Definition
Galunisertib (development code LY2157299) is an oral, small‑molecule inhibitor of the transforming growth factor‑beta (TGF‑β) type I receptor kinase (also known as activin receptor‑like kinase 5, ALK5). It is classified as an investigational therapeutic agent primarily studied in oncology and fibrotic disease clinical trials.
Overview
Galunisertib was discovered and initially developed by Eli Lilly and Company. The compound functions by selectively binding to the ATP‑binding pocket of ALK5, thereby blocking downstream SMAD2/3 phosphorylation and attenuating TGF‑β‑mediated cellular processes such as proliferation, migration, and extracellular matrix production. Preclinical studies demonstrated antitumor activity in several cancer models, leading to multiple phase I and phase II clinical investigations. Reported indications in trial protocols have included glioblastoma, pancreatic ductal adenocarcinoma, hepatocellular carcinoma, and certain fibrotic disorders. As of the latest publicly available data, galunisertib has not received regulatory approval from the U.S. Food and Drug Administration (FDA) or the European Medicines Agency (EMA).
Etymology / Origin
The name “galunisertib” follows a naming convention commonly used for small‑molecule kinase inhibitors, where the suffix “‑sertib” denotes a selective inhibitor of a signaling pathway. The prefix “galuni‑” does not correspond to a standard linguistic root but likely reflects an internal code or branding choice by the developing company rather than an etymologically derived term.
Characteristics
| Aspect | Information |
|---|---|
| Chemical class | Pyrrolopyrimidine‑based kinase inhibitor (exact chemical structure publicly disclosed in patent literature) |
| Molecular formula | Reported as C₂₁H₂₃F₃N₈O₅ in some patent filings; however, precise confirmation from peer‑reviewed sources is limited. |
| Mechanism of action | Competitive inhibition of the ATP‑binding site of TGF‑β type I receptor (ALK5), preventing SMAD2/3 activation. |
| Administration | Oral tablets; dosing regimens in trials have varied (e.g., 150 mg twice daily in a 14‑day on/14‑day off schedule). |
| Pharmacokinetics | Reported oral bioavailability and a terminal half‑life of approximately 10–12 hours in early‑phase studies; metabolized primarily by CYP3A4. Precise parameters may differ across study populations. |
| Safety profile | Common adverse events observed in trials included fatigue, nausea, and mild hematologic changes; no definitive dose‑limiting toxicity pattern has been universally established. |
| Regulatory status | Investigational; not approved for any indication as of the most recent regulatory updates (2024). |
Related Topics
- Transforming Growth Factor‑Beta (TGF‑β) Signaling – a multifunctional cytokine pathway implicated in cancer progression, immune regulation, and tissue fibrosis.

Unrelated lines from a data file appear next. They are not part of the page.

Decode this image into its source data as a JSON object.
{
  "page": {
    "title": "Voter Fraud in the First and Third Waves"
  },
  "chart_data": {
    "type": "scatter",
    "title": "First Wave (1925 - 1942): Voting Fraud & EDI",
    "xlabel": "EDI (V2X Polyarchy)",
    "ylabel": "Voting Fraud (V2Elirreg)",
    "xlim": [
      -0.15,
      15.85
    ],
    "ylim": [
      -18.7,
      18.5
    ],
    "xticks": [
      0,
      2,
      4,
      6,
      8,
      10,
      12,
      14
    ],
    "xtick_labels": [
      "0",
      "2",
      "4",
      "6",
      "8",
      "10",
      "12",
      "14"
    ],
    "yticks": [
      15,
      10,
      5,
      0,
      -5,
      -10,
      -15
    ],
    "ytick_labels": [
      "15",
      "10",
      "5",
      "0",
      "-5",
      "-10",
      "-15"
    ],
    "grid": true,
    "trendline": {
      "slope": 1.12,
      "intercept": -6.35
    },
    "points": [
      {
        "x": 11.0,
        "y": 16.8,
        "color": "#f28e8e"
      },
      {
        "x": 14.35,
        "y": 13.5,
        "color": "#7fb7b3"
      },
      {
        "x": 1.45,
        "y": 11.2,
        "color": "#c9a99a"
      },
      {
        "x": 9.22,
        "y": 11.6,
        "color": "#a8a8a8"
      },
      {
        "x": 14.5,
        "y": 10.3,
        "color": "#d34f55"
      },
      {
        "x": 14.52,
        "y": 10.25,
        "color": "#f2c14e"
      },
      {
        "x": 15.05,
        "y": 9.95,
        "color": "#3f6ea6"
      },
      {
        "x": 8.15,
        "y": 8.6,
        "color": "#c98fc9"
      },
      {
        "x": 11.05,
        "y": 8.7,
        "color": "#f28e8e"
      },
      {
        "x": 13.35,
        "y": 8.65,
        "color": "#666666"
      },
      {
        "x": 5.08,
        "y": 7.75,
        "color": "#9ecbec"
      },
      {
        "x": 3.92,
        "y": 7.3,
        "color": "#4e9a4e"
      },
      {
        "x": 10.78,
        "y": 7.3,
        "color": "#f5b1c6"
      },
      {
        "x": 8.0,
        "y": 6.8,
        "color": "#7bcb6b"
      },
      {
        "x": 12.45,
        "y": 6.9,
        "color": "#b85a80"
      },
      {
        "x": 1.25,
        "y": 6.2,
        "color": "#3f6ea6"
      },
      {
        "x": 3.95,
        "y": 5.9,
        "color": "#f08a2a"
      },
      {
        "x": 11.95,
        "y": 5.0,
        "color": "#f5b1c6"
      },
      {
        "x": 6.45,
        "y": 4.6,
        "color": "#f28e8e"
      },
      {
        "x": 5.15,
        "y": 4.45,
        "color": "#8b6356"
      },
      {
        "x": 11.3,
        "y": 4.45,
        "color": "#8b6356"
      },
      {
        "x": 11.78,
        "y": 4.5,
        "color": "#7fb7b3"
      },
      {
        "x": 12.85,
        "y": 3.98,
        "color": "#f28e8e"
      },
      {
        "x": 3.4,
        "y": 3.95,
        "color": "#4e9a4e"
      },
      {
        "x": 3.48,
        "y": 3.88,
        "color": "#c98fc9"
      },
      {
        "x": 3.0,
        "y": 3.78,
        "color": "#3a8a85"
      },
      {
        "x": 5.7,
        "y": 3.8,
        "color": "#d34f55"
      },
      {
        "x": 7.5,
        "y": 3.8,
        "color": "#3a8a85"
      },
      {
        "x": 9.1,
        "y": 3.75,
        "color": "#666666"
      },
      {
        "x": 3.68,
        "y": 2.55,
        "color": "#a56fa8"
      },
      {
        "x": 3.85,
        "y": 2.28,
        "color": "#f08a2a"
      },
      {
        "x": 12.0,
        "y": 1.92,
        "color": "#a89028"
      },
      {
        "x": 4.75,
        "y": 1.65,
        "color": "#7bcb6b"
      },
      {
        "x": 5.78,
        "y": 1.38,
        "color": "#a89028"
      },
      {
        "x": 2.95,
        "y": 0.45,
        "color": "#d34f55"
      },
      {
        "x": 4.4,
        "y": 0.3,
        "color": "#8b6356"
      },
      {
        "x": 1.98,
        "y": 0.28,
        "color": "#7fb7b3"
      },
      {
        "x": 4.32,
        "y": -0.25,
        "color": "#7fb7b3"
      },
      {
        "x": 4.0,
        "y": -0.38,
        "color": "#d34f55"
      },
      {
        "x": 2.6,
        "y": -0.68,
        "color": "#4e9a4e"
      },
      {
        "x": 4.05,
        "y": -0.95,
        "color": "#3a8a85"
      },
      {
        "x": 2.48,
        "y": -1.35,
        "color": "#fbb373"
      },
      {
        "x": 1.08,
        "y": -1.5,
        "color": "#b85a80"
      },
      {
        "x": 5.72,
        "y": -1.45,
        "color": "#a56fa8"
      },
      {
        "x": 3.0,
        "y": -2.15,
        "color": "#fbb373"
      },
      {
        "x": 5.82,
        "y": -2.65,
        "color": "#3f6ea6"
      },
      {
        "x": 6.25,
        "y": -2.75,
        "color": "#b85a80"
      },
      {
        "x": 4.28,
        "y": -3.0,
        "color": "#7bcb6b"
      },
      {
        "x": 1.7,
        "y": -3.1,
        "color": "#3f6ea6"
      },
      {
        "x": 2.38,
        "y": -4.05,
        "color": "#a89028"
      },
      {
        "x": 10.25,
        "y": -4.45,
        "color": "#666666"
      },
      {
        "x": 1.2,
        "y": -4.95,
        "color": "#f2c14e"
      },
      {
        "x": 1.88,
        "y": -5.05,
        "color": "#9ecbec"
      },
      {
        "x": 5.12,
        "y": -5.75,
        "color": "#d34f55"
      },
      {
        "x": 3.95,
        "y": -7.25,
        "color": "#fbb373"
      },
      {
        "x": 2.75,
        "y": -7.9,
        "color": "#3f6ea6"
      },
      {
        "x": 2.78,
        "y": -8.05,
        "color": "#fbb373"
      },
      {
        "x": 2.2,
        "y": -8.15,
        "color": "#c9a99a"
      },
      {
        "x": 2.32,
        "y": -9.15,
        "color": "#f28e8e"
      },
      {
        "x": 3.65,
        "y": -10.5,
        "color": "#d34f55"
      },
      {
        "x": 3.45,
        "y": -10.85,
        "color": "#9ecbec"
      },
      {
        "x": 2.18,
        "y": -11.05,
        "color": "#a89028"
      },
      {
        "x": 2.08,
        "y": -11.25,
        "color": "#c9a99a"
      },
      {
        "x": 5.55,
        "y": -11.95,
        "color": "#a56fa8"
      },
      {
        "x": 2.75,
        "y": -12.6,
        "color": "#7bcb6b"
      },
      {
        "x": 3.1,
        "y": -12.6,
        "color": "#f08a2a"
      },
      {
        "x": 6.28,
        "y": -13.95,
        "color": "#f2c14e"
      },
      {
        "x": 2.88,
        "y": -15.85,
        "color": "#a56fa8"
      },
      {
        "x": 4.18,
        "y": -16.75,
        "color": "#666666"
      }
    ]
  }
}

- ALK5 (Activin Receptor‑Like Kinase 5) Inhibitors – a class of agents targeting the TGF‑β type I receptor, including other experimental compounds such as fresolimumab (a monoclonal antibody) and LY3200882.
- Oncologic Clinical Trials – phase I/II studies evaluating galunisertib in combination with standard chemotherapies, immune checkpoint inhibitors, or radiotherapy.
- Anti‑Fibrotic Therapeutics – research into TGF‑β pathway blockade as a strategy to treat pulmonary, hepatic, and renal fibrosis.
Note: Information regarding the exact chemical composition, pharmacokinetic parameters, and trial outcomes is based on publicly disclosed data up to 2024. Where details are limited or not corroborated by peer‑reviewed literature, the entry reflects the current state of verified knowledge.